The vote to suspend standing orders, supported by Labor and other crossbenchers, came back 66-63 in favour. However, despite the numbers, such a motion requires an absolute majority of the 151-seat House, meaning it was successful but not carried.

It sparked a complicated set of procedural motions in the chamber, after rookie Speaker, Liberal MP Andrew Wallace, initially said the motion was successful – meaning Dr Haines’ bill would have been debated. Instead, after further votes, the motion retained its 66-64 majority – with Ms Archer’s decision to cross the floor as the deciding factor – but was ultimately deemed unsuccessful.

Veteran MP Bob Katter drew laughs when he stood to say he was “very confused” at the procedural motions.

Labor and the Greens instantly crowed that the government had lost its majority in the parliament.

Dr Haines was furious, claiming it was “undemocratic” that the rules of the House – instituted by the Coalition government – meant only an absolute majority would be successful.

“The Prime Minister and the government are standing in the way now of, not only the will of the people, but the will of the Parliament,” she told a snap press conference soon after.

“It’s absolutely clear now that this Prime Minister, this government, does not wish to instigate a federal integrity commission.”

Dr Haines praised Ms Archer as a “lioness”  and a “hero” for crossing the floor. Photographers captured the two women, walking arm in arm, out of the parliamentary chamber following the votes. Dr Haines urged other government members, who have spoken in favour of an integrity commission, to back her proposal.

“The people should call for it louder and louder until we achieve it, and in making that call perhaps we will see another person as brave, as filled with integrity, as the member for Bass,” she said.

Fellow independent MP Andrew Wilkie called Ms Archer’s position “the single bravest thing” he had seen any politician do.

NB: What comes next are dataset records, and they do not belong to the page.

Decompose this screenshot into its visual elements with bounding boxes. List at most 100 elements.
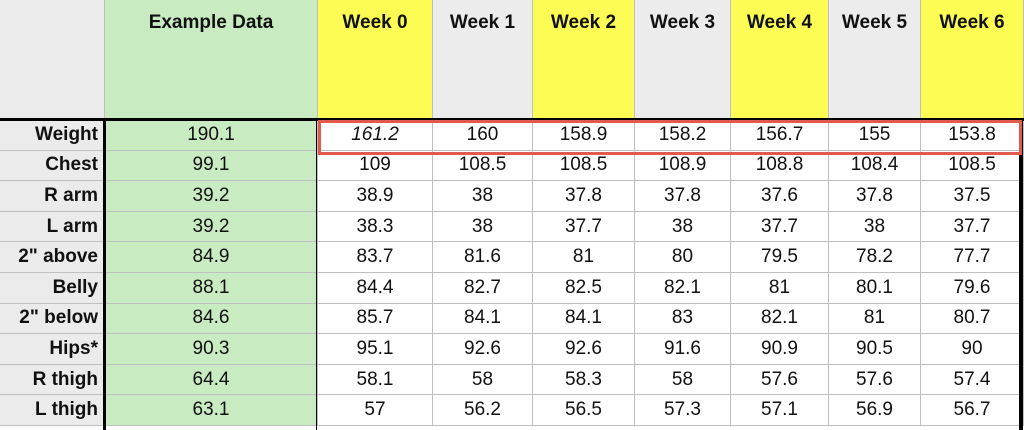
row-label[interactable]: Hips* [0,334,105,365]
data-cell[interactable]: 80.7 [921,303,1024,335]
data-cell[interactable]: 84.6 [105,303,318,335]
data-cell[interactable]: 57.1 [731,395,829,426]
row-label[interactable]: Chest [0,150,105,182]
data-cell[interactable]: 37.8 [635,181,731,212]
data-cell[interactable]: 158.2 [635,120,731,151]
data-cell[interactable]: 37.7 [533,211,635,243]
data-cell[interactable]: 85.7 [318,303,433,335]
data-cell[interactable]: 108.4 [829,150,921,182]
data-cell[interactable]: 56.2 [433,395,533,426]
data-cell[interactable]: 109 [318,150,433,182]
data-cell[interactable]: 83.7 [318,242,433,273]
data-cell[interactable]: 78.2 [829,242,921,273]
data-cell[interactable]: 57.4 [921,364,1024,396]
data-cell[interactable]: 38 [433,211,533,243]
data-cell[interactable]: 58 [433,364,533,396]
data-cell[interactable]: 99.1 [105,150,318,182]
data-cell[interactable]: 108.5 [433,150,533,182]
data-cell[interactable]: 57.6 [731,364,829,396]
data-cell[interactable]: 84.1 [433,303,533,335]
data-cell[interactable]: 56.9 [829,395,921,426]
data-cell[interactable]: 81.6 [433,242,533,273]
data-cell[interactable]: 63.1 [105,395,318,426]
data-cell[interactable]: 92.6 [533,334,635,365]
row-label[interactable]: 2" below [0,303,105,335]
data-cell[interactable]: 82.5 [533,273,635,304]
data-cell[interactable]: 82.1 [731,303,829,335]
data-cell[interactable]: 90 [921,334,1024,365]
data-cell[interactable]: 108.9 [635,150,731,182]
data-cell[interactable]: 90.3 [105,334,318,365]
data-cell[interactable]: 156.7 [731,120,829,151]
data-cell[interactable]: 79.5 [731,242,829,273]
data-cell[interactable]: 38.3 [318,211,433,243]
data-cell[interactable]: 58.1 [318,364,433,396]
data-cell[interactable]: 37.8 [829,181,921,212]
data-cell[interactable]: 57 [318,395,433,426]
data-cell[interactable]: 161.2 [318,120,433,151]
data-cell[interactable]: 155 [829,120,921,151]
data-cell[interactable]: 88.1 [105,273,318,304]
data-cell[interactable]: 82.7 [433,273,533,304]
data-cell[interactable]: 84.4 [318,273,433,304]
data-cell[interactable]: 108.8 [731,150,829,182]
data-cell[interactable]: 80.1 [829,273,921,304]
column-header[interactable]: Week 1 [433,0,533,120]
data-cell[interactable]: 153.8 [921,120,1024,151]
column-header[interactable]: Week 0 [318,0,433,120]
data-cell[interactable]: 90.9 [731,334,829,365]
data-cell[interactable]: 84.9 [105,242,318,273]
header-divider [0,118,1024,121]
data-cell[interactable]: 38 [433,181,533,212]
data-cell[interactable]: 38.9 [318,181,433,212]
data-cell[interactable]: 83 [635,303,731,335]
data-cell[interactable]: 58 [635,364,731,396]
row-label[interactable]: R thigh [0,364,105,396]
label-divider [103,118,106,430]
row-label[interactable]: 2" above [0,242,105,273]
column-header[interactable]: Week 3 [635,0,731,120]
data-cell[interactable]: 58.3 [533,364,635,396]
row-label[interactable]: L thigh [0,395,105,426]
data-cell[interactable]: 37.7 [731,211,829,243]
data-cell[interactable]: 108.5 [921,150,1024,182]
row-label[interactable]: Belly [0,273,105,304]
data-cell[interactable]: 64.4 [105,364,318,396]
row-label[interactable]: Weight [0,120,105,151]
data-cell[interactable]: 108.5 [533,150,635,182]
data-cell[interactable]: 37.5 [921,181,1024,212]
data-cell[interactable]: 90.5 [829,334,921,365]
column-header[interactable]: Example Data [105,0,318,120]
data-cell[interactable]: 160 [433,120,533,151]
data-cell[interactable]: 92.6 [433,334,533,365]
data-cell[interactable]: 37.7 [921,211,1024,243]
data-cell[interactable]: 56.5 [533,395,635,426]
column-header[interactable]: Week 2 [533,0,635,120]
data-cell[interactable]: 57.3 [635,395,731,426]
data-cell[interactable]: 81 [731,273,829,304]
data-cell[interactable]: 84.1 [533,303,635,335]
data-cell[interactable]: 91.6 [635,334,731,365]
data-cell[interactable]: 77.7 [921,242,1024,273]
data-cell[interactable]: 37.8 [533,181,635,212]
data-cell[interactable]: 81 [829,303,921,335]
column-header[interactable]: Week 5 [829,0,921,120]
data-cell[interactable]: 80 [635,242,731,273]
data-cell[interactable]: 38 [829,211,921,243]
data-cell[interactable]: 56.7 [921,395,1024,426]
data-cell[interactable]: 38 [635,211,731,243]
data-cell[interactable]: 82.1 [635,273,731,304]
data-cell[interactable]: 81 [533,242,635,273]
data-cell[interactable]: 158.9 [533,120,635,151]
data-cell[interactable]: 57.6 [829,364,921,396]
column-header[interactable]: Week 6 [921,0,1024,120]
data-cell[interactable]: 39.2 [105,181,318,212]
row-label[interactable]: L arm [0,211,105,243]
data-cell[interactable]: 39.2 [105,211,318,243]
data-cell[interactable]: 37.6 [731,181,829,212]
column-header[interactable]: Week 4 [731,0,829,120]
data-cell[interactable]: 95.1 [318,334,433,365]
data-cell[interactable]: 79.6 [921,273,1024,304]
data-cell[interactable]: 190.1 [105,120,318,151]
row-label[interactable]: R arm [0,181,105,212]
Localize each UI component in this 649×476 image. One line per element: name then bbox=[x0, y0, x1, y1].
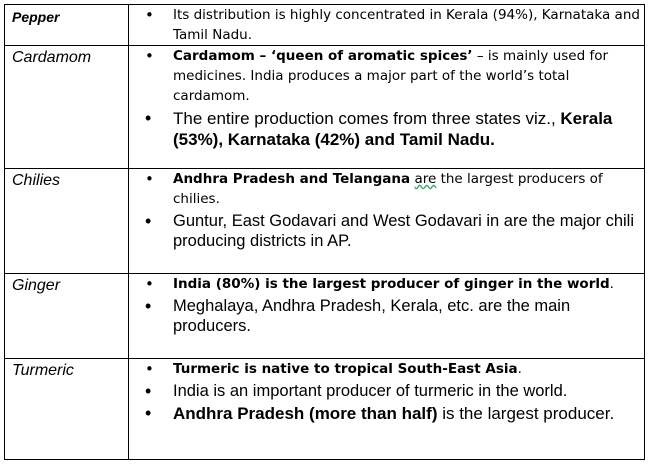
bullet-list: Andhra Pradesh and Telangana are the lar… bbox=[129, 169, 644, 251]
bullet-list: Cardamom – ‘queen of aromatic spices’ – … bbox=[129, 46, 644, 150]
bullet-item: Guntur, East Godavari and West Godavari … bbox=[129, 211, 644, 251]
table-row: Ginger India (80%) is the largest produc… bbox=[4, 273, 645, 359]
bold-text: Cardamom – ‘queen of aromatic spices’ bbox=[173, 48, 473, 64]
spice-name: Pepper bbox=[12, 9, 60, 25]
text-segment: . bbox=[517, 361, 522, 377]
spice-name: Turmeric bbox=[12, 362, 74, 379]
spice-name: Cardamom bbox=[12, 49, 92, 66]
spice-name-cell: Pepper bbox=[4, 4, 129, 46]
bullet-list: Turmeric is native to tropical South-Eas… bbox=[129, 359, 644, 424]
spice-name-cell: Cardamom bbox=[4, 45, 129, 169]
text-segment: Its distribution is highly concentrated … bbox=[173, 7, 640, 43]
table-row: Cardamom Cardamom – ‘queen of aromatic s… bbox=[4, 45, 645, 169]
bullet-item: Meghalaya, Andhra Pradesh, Kerala, etc. … bbox=[129, 296, 644, 336]
spice-description-cell: Turmeric is native to tropical South-Eas… bbox=[128, 358, 645, 460]
bullet-item: Turmeric is native to tropical South-Eas… bbox=[129, 359, 644, 379]
spice-description-cell: Its distribution is highly concentrated … bbox=[128, 4, 645, 46]
bullet-item: India is an important producer of turmer… bbox=[129, 381, 644, 401]
bullet-list: India (80%) is the largest producer of g… bbox=[129, 274, 644, 336]
text-segment: the largest producers of chilies. bbox=[173, 171, 603, 207]
text-segment: – is mainly used for medicines. India pr… bbox=[173, 48, 609, 104]
spice-name-cell: Ginger bbox=[4, 273, 129, 359]
bullet-item: Andhra Pradesh (more than half) is the l… bbox=[129, 403, 644, 424]
bold-text: Andhra Pradesh and Telangana bbox=[173, 171, 411, 187]
spice-name: Ginger bbox=[12, 277, 61, 294]
text-segment: . bbox=[609, 276, 614, 292]
spice-name-cell: Chilies bbox=[4, 168, 129, 274]
bullet-item: Its distribution is highly concentrated … bbox=[129, 5, 644, 45]
text-segment: Guntur, East Godavari and West Godavari … bbox=[173, 212, 635, 250]
bullet-item: India (80%) is the largest producer of g… bbox=[129, 274, 644, 294]
text-segment: are bbox=[414, 171, 437, 187]
bullet-item: The entire production comes from three s… bbox=[129, 108, 644, 150]
text-segment: is the largest producer. bbox=[437, 404, 615, 423]
spice-name: Chilies bbox=[12, 172, 61, 189]
spice-description-cell: India (80%) is the largest producer of g… bbox=[128, 273, 645, 359]
bold-text: Andhra Pradesh (more than half) bbox=[173, 404, 438, 423]
bold-text: Kerala (53%), Karnataka (42%) and Tamil … bbox=[173, 109, 613, 149]
bullet-item: Andhra Pradesh and Telangana are the lar… bbox=[129, 169, 644, 209]
bullet-list: Its distribution is highly concentrated … bbox=[129, 5, 644, 45]
bold-text: Turmeric is native to tropical South-Eas… bbox=[173, 361, 518, 377]
spices-table-body: Pepper Its distribution is highly concen… bbox=[4, 4, 645, 460]
table-row: Chilies Andhra Pradesh and Telangana are… bbox=[4, 168, 645, 274]
table-row: Pepper Its distribution is highly concen… bbox=[4, 4, 645, 46]
spice-description-cell: Andhra Pradesh and Telangana are the lar… bbox=[128, 168, 645, 274]
text-segment: The entire production comes from three s… bbox=[173, 109, 561, 128]
text-segment: Meghalaya, Andhra Pradesh, Kerala, etc. … bbox=[173, 297, 571, 335]
text-segment: India is an important producer of turmer… bbox=[173, 382, 568, 400]
spices-table: Pepper Its distribution is highly concen… bbox=[4, 4, 645, 460]
spice-description-cell: Cardamom – ‘queen of aromatic spices’ – … bbox=[128, 45, 645, 169]
table-row: Turmeric Turmeric is native to tropical … bbox=[4, 358, 645, 460]
bold-text: India (80%) is the largest producer of g… bbox=[173, 276, 610, 292]
bullet-item: Cardamom – ‘queen of aromatic spices’ – … bbox=[129, 46, 644, 106]
spice-name-cell: Turmeric bbox=[4, 358, 129, 460]
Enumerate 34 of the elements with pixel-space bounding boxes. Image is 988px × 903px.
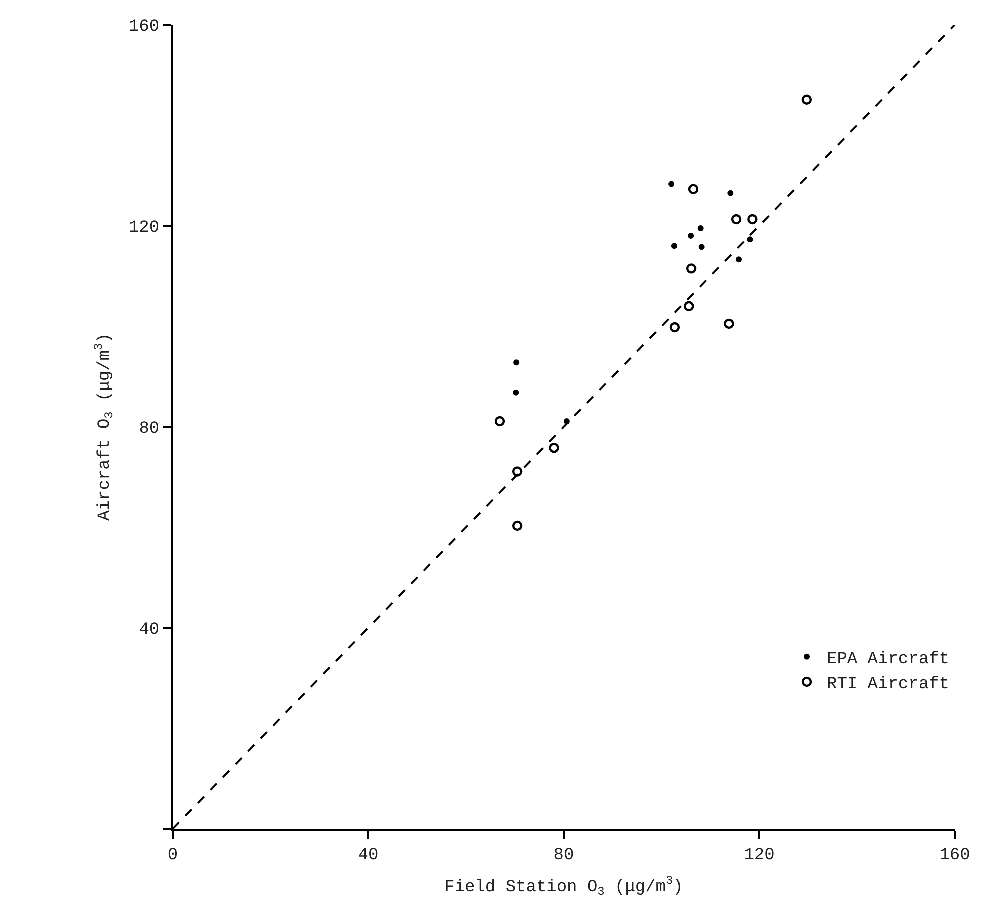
point — [671, 243, 678, 250]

Dr Haines called on the Morrison government to change its internal procedures and allow the bill to be debated if there was a similar future vote. She scoffed when The New Daily asked whether she would accept a compromise following Mr Fletcher’s commitment on the government’s own integrity commission bill.

“I didn’t come down in the last shower,” Dr Haines said.

“If the best he can come up with is that ‘we’re going to bring something soon’ … it doesn’t cut it with me.”